O presidente Lula passa por momentos de euforia que o levam a inventar inimigos e enunciar inverdades. Para ganhar sua guerra imaginária, distorce o ocorrido no governo do antecessor, autoglorifica-se na comparação e sugere que se a oposição ganhar será o caos. Por trás dessas bravatas está o personalismo e o fantasma da intolerância: só eu e os meus somos capazes de tanta glória. Houve quem dissesse “o Estado sou eu”. Lula dirá, o Brasil sou eu! Ecos de um autoritarismo mais chegado à direita.

Lamento que Lula se deixe contaminar por impulsos tão toscos e perigosos. Ele possui méritos de sobra para defender a candidatura que queira. Deu passos adiante no que fora plantado por seus antecessores. Para que, então, baixar o nível da política à dissimulação e à mentira?

A estratégia do petismo-lulista é simples: desconstruir o inimigo principal, o PSDB e FHC (muita honra para um pobre marquês...). Por que seríamos o inimigo principal? Porque podemos ganhar as eleições. Como desconstruir o inimigo? Negando o que de bom foi feito e apossando-se de tudo que dele herdaram como se deles sempre tivesse sido. Onde está a política mais consciente e benéfica para todos? No ralo.

Na campanha haverá um mote – o governo do PSDB foi “neoliberal” – e dois alvos principais: a privatização das estatais e a suposta inação na área social. Os dados dizem outra coisa. Mas os dados, ora os dados... O que conta é repetir a versão conveniente. Há três semanas Lula disse que recebeu um governo estagnado, sem plano de desenvolvimento. Esqueceu-se da estabilidade da moeda, da lei de responsabilidade fiscal, da recuperação do BNDES, da modernização da Petrobras, que triplicou a produção depois do fim do monopólio e, premida pela competição e beneficiada pela flexibilidade, chegou à descoberta do pré-sal. Esqueceu-se do fortalecimento do Banco do Brasil, capitalizado com mais de R$ 6 bilhões e, junto com a Caixa Econômica, libertados da politicagem e recuperados para a execução de políticas de Estado. Esqueceu-se dos investimentos do programa Avança Brasil, que, com menos alarde e mais eficiência que o PAC, permitiu concluir um número maior de obras essenciais ao país. Esqueceu-se dos ganhos que a privatização do sistema Telebrás trouxe para o povo brasileiro, com a democratização do acesso à internet e aos celulares, do fato de que a Vale privatizada paga mais impostos ao governo do que este jamais recebeu em dividendos quando a empresa era estatal, de que a Embraer, hoje orgulho nacional, só pôde dar o salto que deu depois de privatizada, de que essas empresas continuam em mãos brasileiras, gerando empregos e desenvolvimento no país.
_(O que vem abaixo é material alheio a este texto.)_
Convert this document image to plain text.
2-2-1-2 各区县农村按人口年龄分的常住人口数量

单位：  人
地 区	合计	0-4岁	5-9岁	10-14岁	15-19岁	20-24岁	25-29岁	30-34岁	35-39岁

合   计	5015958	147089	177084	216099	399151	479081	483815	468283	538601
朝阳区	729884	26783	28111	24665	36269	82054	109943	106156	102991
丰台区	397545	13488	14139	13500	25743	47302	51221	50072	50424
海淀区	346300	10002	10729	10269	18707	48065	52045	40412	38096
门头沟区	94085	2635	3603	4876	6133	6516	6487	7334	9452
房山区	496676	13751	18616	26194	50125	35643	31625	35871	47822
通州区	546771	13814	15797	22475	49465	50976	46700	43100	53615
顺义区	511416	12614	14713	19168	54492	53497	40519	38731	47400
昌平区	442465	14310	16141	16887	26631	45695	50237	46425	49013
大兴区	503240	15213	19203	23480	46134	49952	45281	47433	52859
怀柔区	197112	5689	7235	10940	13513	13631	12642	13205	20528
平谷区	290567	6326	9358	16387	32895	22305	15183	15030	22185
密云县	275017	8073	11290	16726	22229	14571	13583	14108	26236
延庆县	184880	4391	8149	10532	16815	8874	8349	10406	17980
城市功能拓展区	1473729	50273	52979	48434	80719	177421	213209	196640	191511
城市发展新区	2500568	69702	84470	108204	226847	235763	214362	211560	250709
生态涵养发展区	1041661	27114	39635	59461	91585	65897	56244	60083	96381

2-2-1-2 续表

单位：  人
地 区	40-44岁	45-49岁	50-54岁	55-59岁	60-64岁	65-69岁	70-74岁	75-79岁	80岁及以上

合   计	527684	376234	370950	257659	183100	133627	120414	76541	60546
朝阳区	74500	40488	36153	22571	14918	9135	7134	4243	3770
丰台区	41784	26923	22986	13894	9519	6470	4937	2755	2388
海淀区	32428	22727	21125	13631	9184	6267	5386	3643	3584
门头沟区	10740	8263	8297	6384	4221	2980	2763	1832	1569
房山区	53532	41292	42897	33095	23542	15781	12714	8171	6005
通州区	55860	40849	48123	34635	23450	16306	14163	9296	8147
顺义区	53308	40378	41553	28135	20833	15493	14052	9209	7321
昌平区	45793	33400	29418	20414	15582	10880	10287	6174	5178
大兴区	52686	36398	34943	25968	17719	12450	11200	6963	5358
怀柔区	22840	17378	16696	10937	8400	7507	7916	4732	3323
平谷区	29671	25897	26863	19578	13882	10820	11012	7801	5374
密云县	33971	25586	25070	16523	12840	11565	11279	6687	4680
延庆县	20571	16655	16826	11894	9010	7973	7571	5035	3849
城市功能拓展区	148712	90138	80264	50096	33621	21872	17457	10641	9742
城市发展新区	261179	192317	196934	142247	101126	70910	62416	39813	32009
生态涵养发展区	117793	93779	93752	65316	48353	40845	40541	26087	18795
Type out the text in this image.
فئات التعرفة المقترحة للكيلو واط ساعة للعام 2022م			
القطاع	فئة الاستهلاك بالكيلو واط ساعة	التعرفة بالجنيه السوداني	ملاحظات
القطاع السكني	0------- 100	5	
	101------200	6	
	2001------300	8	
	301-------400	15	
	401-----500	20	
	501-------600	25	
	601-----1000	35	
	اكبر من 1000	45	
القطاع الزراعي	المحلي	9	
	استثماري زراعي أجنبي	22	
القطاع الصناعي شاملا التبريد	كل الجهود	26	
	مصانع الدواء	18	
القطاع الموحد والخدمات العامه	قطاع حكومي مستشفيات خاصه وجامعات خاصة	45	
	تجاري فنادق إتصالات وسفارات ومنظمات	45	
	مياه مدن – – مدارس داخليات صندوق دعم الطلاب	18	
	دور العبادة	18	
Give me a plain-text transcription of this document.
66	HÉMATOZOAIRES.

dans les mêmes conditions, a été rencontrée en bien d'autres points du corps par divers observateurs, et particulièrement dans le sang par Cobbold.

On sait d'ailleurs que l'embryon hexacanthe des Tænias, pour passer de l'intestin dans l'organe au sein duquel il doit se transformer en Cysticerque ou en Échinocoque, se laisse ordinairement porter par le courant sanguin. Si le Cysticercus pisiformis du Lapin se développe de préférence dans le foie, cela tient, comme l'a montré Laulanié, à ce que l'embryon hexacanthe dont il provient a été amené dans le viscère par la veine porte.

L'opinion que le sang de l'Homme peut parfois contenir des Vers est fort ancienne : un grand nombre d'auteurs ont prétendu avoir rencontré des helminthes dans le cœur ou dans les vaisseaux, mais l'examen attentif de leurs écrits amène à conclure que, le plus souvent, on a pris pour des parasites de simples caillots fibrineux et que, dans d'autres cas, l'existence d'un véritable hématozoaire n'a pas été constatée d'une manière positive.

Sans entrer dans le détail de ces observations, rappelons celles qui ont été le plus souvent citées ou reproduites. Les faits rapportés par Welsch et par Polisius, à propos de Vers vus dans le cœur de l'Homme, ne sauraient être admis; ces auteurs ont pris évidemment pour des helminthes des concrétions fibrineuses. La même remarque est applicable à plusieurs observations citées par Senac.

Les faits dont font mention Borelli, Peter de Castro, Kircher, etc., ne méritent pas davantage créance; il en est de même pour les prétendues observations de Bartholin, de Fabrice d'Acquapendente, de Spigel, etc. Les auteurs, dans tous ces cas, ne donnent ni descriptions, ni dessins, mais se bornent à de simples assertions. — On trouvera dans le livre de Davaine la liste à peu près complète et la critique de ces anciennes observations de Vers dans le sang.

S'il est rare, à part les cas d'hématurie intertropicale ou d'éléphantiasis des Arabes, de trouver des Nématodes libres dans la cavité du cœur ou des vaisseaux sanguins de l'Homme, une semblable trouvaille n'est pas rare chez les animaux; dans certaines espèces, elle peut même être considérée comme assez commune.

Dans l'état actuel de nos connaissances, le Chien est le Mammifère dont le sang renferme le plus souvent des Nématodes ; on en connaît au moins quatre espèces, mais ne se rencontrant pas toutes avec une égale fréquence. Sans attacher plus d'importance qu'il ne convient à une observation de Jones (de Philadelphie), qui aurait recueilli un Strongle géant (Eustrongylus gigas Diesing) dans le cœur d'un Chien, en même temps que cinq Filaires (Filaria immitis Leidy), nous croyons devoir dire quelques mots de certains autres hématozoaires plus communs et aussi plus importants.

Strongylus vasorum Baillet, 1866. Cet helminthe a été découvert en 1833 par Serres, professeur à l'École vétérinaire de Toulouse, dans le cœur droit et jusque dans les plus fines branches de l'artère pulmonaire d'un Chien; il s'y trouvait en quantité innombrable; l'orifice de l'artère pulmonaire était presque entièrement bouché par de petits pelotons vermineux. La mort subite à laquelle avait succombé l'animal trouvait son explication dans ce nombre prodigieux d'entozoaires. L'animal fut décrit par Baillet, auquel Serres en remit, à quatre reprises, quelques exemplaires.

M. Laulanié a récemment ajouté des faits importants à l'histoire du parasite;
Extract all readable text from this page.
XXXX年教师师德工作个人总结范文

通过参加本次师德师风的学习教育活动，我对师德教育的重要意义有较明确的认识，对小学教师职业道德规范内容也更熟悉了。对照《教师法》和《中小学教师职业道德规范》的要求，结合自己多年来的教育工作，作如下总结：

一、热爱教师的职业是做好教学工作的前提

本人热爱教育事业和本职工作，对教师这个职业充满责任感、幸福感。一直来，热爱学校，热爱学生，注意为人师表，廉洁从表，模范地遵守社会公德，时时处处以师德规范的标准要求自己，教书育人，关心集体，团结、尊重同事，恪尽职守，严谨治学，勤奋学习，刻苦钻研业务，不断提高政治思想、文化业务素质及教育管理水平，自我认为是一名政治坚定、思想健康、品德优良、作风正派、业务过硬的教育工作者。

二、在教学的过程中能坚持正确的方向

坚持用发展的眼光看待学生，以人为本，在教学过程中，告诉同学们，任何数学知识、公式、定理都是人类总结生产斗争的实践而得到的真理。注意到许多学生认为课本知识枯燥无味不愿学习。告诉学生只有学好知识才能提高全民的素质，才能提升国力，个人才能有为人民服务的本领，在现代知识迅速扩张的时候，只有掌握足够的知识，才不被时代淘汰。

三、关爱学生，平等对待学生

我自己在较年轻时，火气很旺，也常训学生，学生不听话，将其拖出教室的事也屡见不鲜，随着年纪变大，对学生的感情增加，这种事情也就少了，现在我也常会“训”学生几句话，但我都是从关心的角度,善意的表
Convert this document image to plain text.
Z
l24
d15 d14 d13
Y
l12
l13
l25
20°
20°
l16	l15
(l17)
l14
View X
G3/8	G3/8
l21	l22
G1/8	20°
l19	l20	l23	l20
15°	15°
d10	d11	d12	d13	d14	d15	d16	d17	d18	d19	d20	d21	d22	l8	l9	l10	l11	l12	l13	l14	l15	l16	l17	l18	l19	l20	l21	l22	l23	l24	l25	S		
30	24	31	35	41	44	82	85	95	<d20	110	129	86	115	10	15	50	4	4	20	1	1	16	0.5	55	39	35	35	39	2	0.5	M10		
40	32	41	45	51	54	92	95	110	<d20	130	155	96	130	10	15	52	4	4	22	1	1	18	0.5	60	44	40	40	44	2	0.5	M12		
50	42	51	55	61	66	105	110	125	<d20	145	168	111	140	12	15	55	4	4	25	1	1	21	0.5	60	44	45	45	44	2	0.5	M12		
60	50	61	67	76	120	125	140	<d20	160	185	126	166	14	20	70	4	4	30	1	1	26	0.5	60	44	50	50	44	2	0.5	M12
Esqueceu-se de que o país pagou um custo alto por anos de “bravata” do PT e dele próprio. Esqueceu-se de sua responsabilidade e de seu partido pelo temor que tomou conta dos mercados em 2002, quando fomos obrigados a pedir socorro ao FMI – com aval de Lula, diga-se – para que houvesse um colchão de reservas no início do governo seguinte. Esqueceu-se de que foi esse temor que atiçou a inflação e levou seu governo a elevar o superávit primário e os juros às nuvens em 2003, para comprar a confiança dos mercados, mesmo que à custa de tudo que haviam pregado, ele e seu partido, nos anos anteriores.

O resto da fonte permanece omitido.